2. The use of the reagent for detecting the diagnostic biomarker as described in claim 1 in the preparation of reagents for detecting IgG4-related pancreatitis and pancreatic cancer, characterized in that, The presence of IgG4-associated pancreatitis or pancreatic cancer can be determined by detecting the levels of D-glutamate and 1-stearoyl-2-myristoyl-sn-glycerol-3-phosphocholine in the blood.

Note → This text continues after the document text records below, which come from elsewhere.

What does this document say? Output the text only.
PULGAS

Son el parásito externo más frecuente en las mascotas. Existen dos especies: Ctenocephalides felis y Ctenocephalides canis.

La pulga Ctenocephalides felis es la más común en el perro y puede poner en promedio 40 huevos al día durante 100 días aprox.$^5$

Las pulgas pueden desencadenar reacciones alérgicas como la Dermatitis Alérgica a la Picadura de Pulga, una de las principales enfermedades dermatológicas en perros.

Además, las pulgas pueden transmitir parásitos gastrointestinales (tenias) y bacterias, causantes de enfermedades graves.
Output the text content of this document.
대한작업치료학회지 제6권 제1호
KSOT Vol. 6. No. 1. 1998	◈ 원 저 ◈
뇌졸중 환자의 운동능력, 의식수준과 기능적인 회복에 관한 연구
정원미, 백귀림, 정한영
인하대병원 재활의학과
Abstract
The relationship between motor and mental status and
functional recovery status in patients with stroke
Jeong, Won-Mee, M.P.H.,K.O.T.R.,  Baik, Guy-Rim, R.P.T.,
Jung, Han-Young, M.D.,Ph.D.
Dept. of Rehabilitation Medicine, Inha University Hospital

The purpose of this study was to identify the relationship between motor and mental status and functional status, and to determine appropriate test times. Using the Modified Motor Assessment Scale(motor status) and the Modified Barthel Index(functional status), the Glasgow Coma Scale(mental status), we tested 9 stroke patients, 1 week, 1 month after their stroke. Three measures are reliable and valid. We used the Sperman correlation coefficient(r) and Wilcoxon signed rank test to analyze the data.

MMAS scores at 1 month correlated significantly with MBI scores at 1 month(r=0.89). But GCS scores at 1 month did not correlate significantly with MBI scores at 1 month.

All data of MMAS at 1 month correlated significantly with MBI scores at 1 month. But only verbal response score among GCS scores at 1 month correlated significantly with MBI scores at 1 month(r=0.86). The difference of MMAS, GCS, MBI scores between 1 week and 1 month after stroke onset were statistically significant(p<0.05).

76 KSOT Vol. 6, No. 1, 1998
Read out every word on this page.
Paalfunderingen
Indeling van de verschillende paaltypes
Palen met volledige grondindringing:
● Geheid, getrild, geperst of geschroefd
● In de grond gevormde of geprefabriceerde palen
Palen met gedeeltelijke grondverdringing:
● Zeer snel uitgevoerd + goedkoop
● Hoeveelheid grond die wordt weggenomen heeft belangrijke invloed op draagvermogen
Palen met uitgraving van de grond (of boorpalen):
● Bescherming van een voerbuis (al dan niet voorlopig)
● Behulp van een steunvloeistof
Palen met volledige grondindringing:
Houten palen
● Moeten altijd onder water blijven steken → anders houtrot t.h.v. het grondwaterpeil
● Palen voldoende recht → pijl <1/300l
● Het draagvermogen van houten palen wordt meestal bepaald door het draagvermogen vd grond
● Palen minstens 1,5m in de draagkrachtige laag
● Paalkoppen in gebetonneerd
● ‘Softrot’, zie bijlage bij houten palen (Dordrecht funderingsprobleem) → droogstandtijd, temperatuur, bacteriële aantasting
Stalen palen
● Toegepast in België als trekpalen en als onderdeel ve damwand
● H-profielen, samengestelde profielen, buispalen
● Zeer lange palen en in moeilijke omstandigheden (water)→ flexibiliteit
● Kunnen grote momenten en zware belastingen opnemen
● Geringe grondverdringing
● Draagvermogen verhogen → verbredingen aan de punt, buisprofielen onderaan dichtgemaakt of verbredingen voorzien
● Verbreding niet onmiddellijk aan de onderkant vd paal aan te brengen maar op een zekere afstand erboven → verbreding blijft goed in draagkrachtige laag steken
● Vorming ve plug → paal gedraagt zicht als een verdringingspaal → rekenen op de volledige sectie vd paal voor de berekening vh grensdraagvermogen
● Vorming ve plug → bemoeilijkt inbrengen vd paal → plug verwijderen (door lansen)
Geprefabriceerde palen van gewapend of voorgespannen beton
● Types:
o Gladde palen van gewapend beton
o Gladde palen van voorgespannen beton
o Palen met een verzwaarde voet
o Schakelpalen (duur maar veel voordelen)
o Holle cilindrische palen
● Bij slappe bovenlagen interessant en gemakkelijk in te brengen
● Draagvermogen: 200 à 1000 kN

3. The application as described above according to claim 2, characterized in that, Substituting the contents of D-glutamic acid and 1-stearoyl-2-myristoyl-sn-glycerol-3-phosphocholine into the calculation equation (1) yields the logit(P) value, where logit(P) = -78.997386 + 0.000726 * D-glutamic acid + 0.000079 * 1-stearoyl-2-myristoyl-sn-glycerol-3-phosphocholine (1); then substituting the logit(P) value into equation (2) yields the P value. (2), If P ≥ 0.5, the patient is diagnosed as an IgG4-RP patient; if P < 0.5, the patient is diagnosed as a PC patient.
4. The application as described above according to claim 2, characterized in that, The contents of two metabolites, D-glutamic acid and 1-stearoyl-2-myristoyl-sn-glycerol-3-phosphocholine, were determined by liquid chromatography-mass spectrometry.